Paris Sweets: A Photo Catch-Up
Here’s the genius demonstrating the proper way to cut the cake: keep dipping your knife in hot water to warm it (it gives you the cleanest cut); and cut the white chocolate ribbon, put it aside and then serve it with the sliced cake. And yes, that’s a box of macarons behind the cake; unseen is the box of chocolates. Hey, it was my birthday!
And because neither man, woman nor child live on cake alone, Apollonia Poilane arrived with a still warm round of her signature — and magnificent — bread
I was not only grateful to Apollonia for the gift, I was grateful to her for forever solving my what-shall-I-bring-as-a-gift problem. It’s an impressive gift, but more than that, it’s delicious — delicious with every dish imaginable, fabulous with cheese and terrific toasted. And it will be terrific for 4 days or more.
And, while we’re on the topic of Poilane, there’s a new bread in the shop: Pain d’Epices. It’s always hard to describe pain d’epices. I think of it as a cross between honey cake and gingerbread, but it’s not the most exact description. For now, think of that way and know that Poilane’s bread has an amazingly good and well balanced spice blend. In fact, it’s one of, if not the best pain d’epices I’ve ever tasted. Actually, do you want to know how good it is? So good that I nibbled my way through the loaf without ever putting a thing on it — not butter, not cream cheese, not goat cheese (oh, it’s so good with goat cheese), not jam.
A couple of weeks ago, when friends from Amsterdam came to visit, we ‘traveled’ out to the 16th arrondissement to have tea at Patisserie des Reves. Philippe Conticini has a Patisserie des Reves within walking distance of my apartment, but there’s no place to sit down, so out to the (chic) edge of Paris we pilgrimaged. It was a long metro ride and it was raining when we emerged, but you know what?

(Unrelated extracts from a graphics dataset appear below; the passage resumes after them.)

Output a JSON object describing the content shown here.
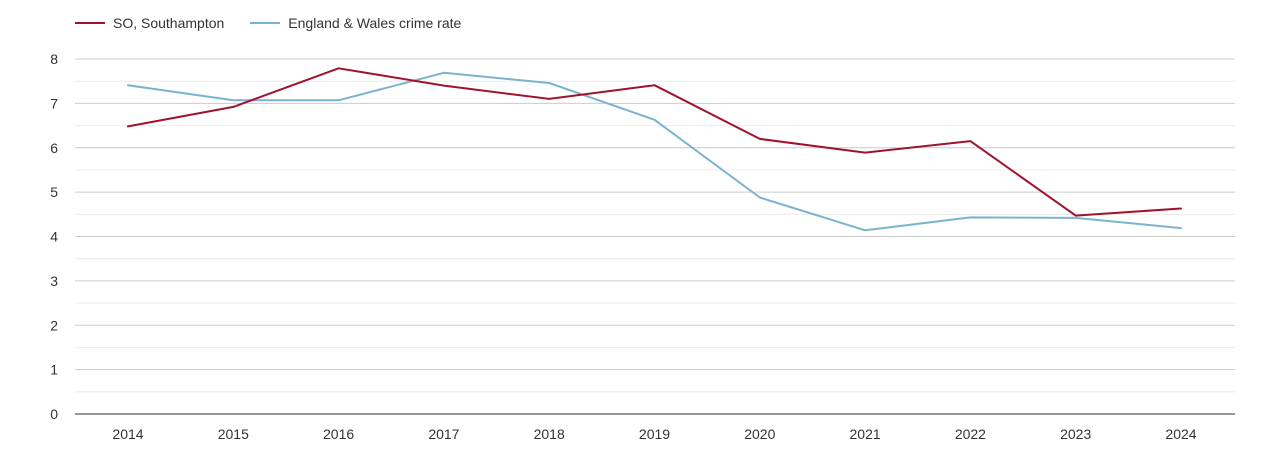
{
  "chart_data": {
    "type": "line",
    "title": "",
    "xlabel": "",
    "ylabel": "",
    "categories": [
      "2014",
      "2015",
      "2016",
      "2017",
      "2018",
      "2019",
      "2020",
      "2021",
      "2022",
      "2023",
      "2024"
    ],
    "ylim": [
      0,
      8
    ],
    "yticks": [
      0,
      1,
      2,
      3,
      4,
      5,
      6,
      7,
      8
    ],
    "grid": true,
    "legend_position": "top-left",
    "series": [
      {
        "name": "SO, Southampton",
        "color": "#a0122e",
        "values": [
          6.48,
          6.92,
          7.79,
          7.4,
          7.1,
          7.41,
          6.2,
          5.89,
          6.15,
          4.47,
          4.63
        ]
      },
      {
        "name": "England & Wales crime rate",
        "color": "#7ab3d0",
        "values": [
          7.41,
          7.07,
          7.07,
          7.69,
          7.46,
          6.63,
          4.88,
          4.14,
          4.43,
          4.42,
          4.19
        ]
      }
    ]
  }
}
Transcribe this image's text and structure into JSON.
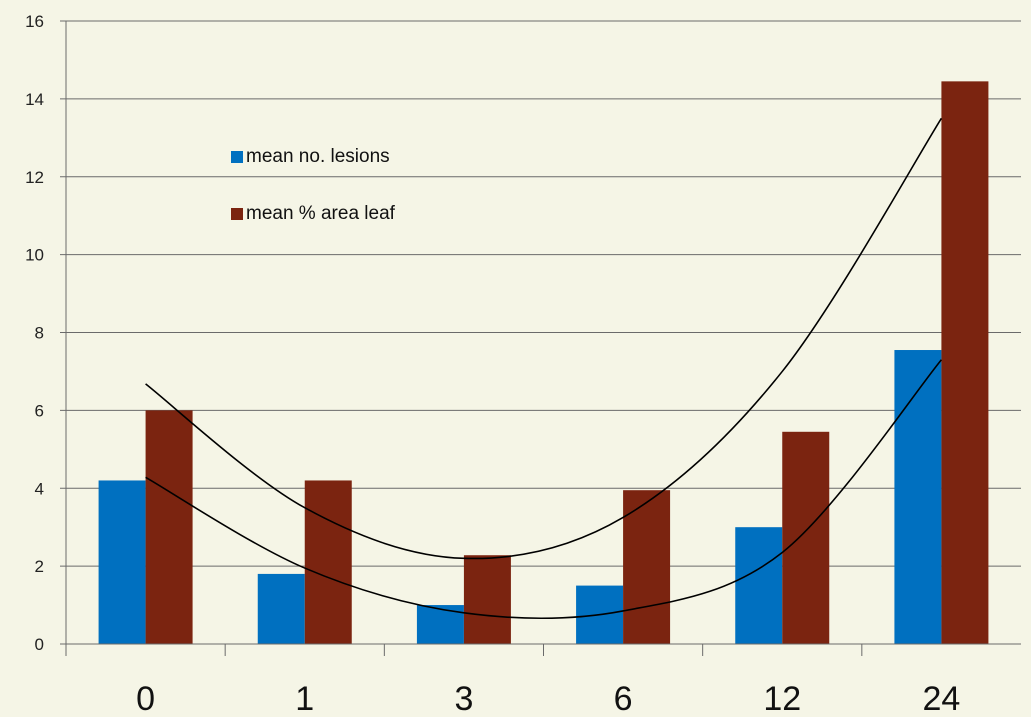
{
  "chart_data": {
    "type": "bar",
    "title": "",
    "xlabel": "",
    "ylabel": "",
    "categories": [
      "0",
      "1",
      "3",
      "6",
      "12",
      "24"
    ],
    "ylim": [
      0,
      16
    ],
    "yticks": [
      0,
      2,
      4,
      6,
      8,
      10,
      12,
      14,
      16
    ],
    "grid": true,
    "legend_position": "upper-left-inside",
    "series": [
      {
        "name": "mean no. lesions",
        "color": "#0070c0",
        "values": [
          4.2,
          1.8,
          1.0,
          1.5,
          3.0,
          7.55
        ]
      },
      {
        "name": "mean % area leaf",
        "color": "#7b2410",
        "values": [
          6.0,
          4.2,
          2.28,
          3.95,
          5.45,
          14.45
        ]
      }
    ],
    "trendlines": [
      {
        "series": "mean no. lesions",
        "type": "polynomial-2",
        "color": "#000000",
        "points": [
          [
            0,
            4.28
          ],
          [
            1,
            1.95
          ],
          [
            2,
            0.8
          ],
          [
            3,
            0.85
          ],
          [
            4,
            2.35
          ],
          [
            5,
            7.3
          ]
        ]
      },
      {
        "series": "mean % area leaf",
        "type": "polynomial-2",
        "color": "#000000",
        "points": [
          [
            0,
            6.68
          ],
          [
            1,
            3.5
          ],
          [
            2,
            2.2
          ],
          [
            3,
            3.25
          ],
          [
            4,
            7.0
          ],
          [
            5,
            13.5
          ]
        ]
      }
    ]
  }
}
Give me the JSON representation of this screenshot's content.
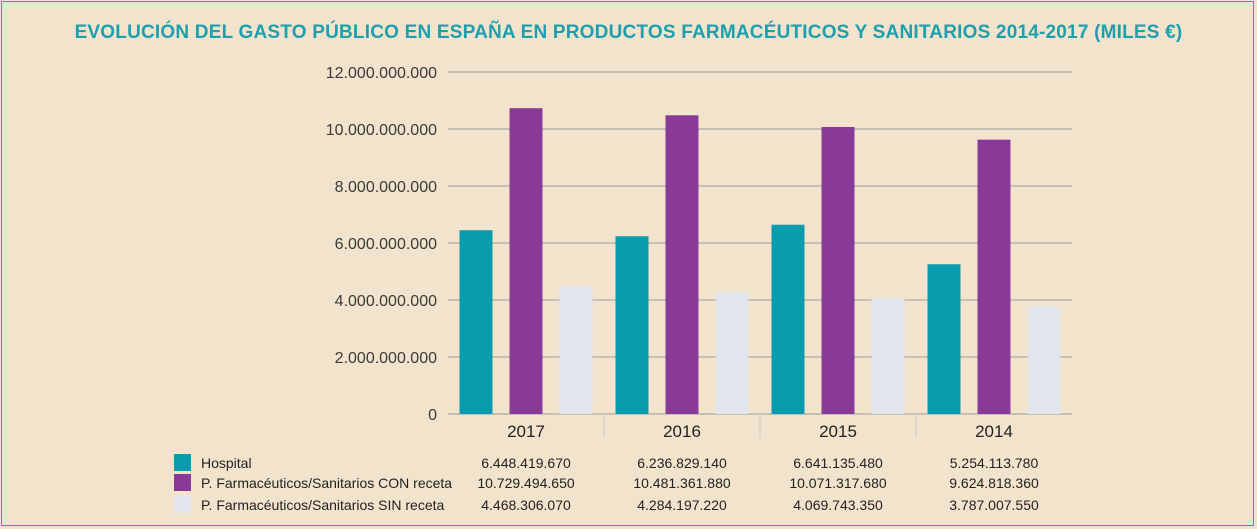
{
  "chart_data": {
    "type": "bar",
    "title": "EVOLUCIÓN DEL GASTO PÚBLICO EN ESPAÑA EN PRODUCTOS FARMACÉUTICOS Y SANITARIOS 2014-2017 (MILES €)",
    "categories": [
      "2017",
      "2016",
      "2015",
      "2014"
    ],
    "ylim": [
      0,
      12000000000
    ],
    "yticks": [
      0,
      2000000000,
      4000000000,
      6000000000,
      8000000000,
      10000000000,
      12000000000
    ],
    "ytick_labels": [
      "0",
      "2.000.000.000",
      "4.000.000.000",
      "6.000.000.000",
      "8.000.000.000",
      "10.000.000.000",
      "12.000.000.000"
    ],
    "grid": true,
    "legend": "bottom-table",
    "series": [
      {
        "name": "Hospital",
        "color": "#0a9cad",
        "values": [
          6448419670,
          6236829140,
          6641135480,
          5254113780
        ],
        "labels": [
          "6.448.419.670",
          "6.236.829.140",
          "6.641.135.480",
          "5.254.113.780"
        ]
      },
      {
        "name": "P. Farmacéuticos/Sanitarios CON receta",
        "color": "#893a96",
        "values": [
          10729494650,
          10481361880,
          10071317680,
          9624818360
        ],
        "labels": [
          "10.729.494.650",
          "10.481.361.880",
          "10.071.317.680",
          "9.624.818.360"
        ]
      },
      {
        "name": "P. Farmacéuticos/Sanitarios SIN receta",
        "color": "#e2e5ec",
        "values": [
          4468306070,
          4284197220,
          4069743350,
          3787007550
        ],
        "labels": [
          "4.468.306.070",
          "4.284.197.220",
          "4.069.743.350",
          "3.787.007.550"
        ]
      }
    ]
  }
}
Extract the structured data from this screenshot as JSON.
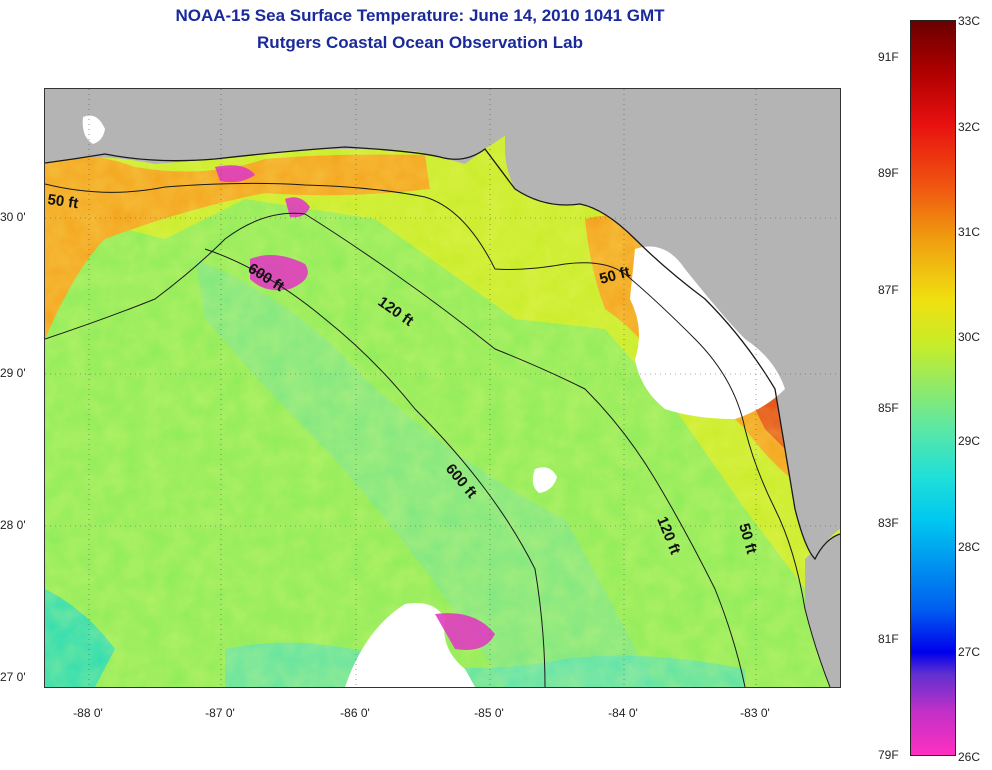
{
  "title": {
    "line1": "NOAA-15 Sea Surface Temperature:  June 14, 2010 1041 GMT",
    "line2": "Rutgers Coastal Ocean Observation Lab"
  },
  "map": {
    "latitude_labels": [
      "30 0'",
      "29 0'",
      "28 0'",
      "27 0'"
    ],
    "longitude_labels": [
      "-88 0'",
      "-87 0'",
      "-86 0'",
      "-85 0'",
      "-84 0'",
      "-83 0'"
    ],
    "contour_labels": [
      "50 ft",
      "600 ft",
      "120 ft",
      "50 ft",
      "600 ft",
      "120 ft",
      "50 ft"
    ],
    "colors": {
      "land": "#b4b4b4",
      "warm_shelf": "#f4a21c",
      "mid_water": "#c8ec28",
      "offshore": "#8cec5a",
      "cool_water": "#28dcb4",
      "cloud": "#ffffff",
      "anomaly": "#e03cc0",
      "contour": "#1a1a1a"
    }
  },
  "colorbar": {
    "celsius_labels": [
      "33C",
      "32C",
      "31C",
      "30C",
      "29C",
      "28C",
      "27C",
      "26C"
    ],
    "fahrenheit_labels": [
      "91F",
      "89F",
      "87F",
      "85F",
      "83F",
      "81F",
      "79F"
    ],
    "range_c": [
      26,
      33
    ]
  }
}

I’d pilgrimage out again for these treats. Here’s Conticini’s reading of the Gateau Saint Honore
A classic Saint Honore is normally round — it’s a ring of puff pastry, topped with a circle of cream puff dough on which individual caramel-topped cream puffs are ‘glued’ with shiny caramel. The cream puffs and the center of the ‘cake’ are filled with a creme Chiboust, a pastry cream lighted with meringue, and then the whole creation is topped with whipped cream. Here’s a peek into the Conticini version
The pastry is built on a sheet of puff pastry. Caramel-glued to the pastry are two long — think eclair — cream puffs filled with Chiboust. They’re topped with caramel-glazed Chiboust-filled cream puffs and the dessert is finished with whipped cream. You’ll be glad to know that it was not just gorgeous, but luxuriously delicious.
And this from Conticini
It’s a giant brioche feuillete (accent on the last ‘e’) made by treating brioche dough like puff pastry dough. Inside, the crumb looks more like croissant than brioche. Here’s a picture of a cut-apart brioche feuillete from Moisan
And just a few more things for now, like this chocolate tartlet from Gontran Cherrier in Montmartre. The filling is a traditional dark chocolate ganache, but it has a hidden layer of nuts in caramelized honey … lovely.
And a display of soft chocolate cakes in a Montmartre patisserie — I’m sorry, I didn’t write down the name — that I thought looked so appealing and that made me feel so much better about the tens of similar chocolate cakes I’ve made that sunk in just the same way
And finally, just because, Paris, beautiful Paris.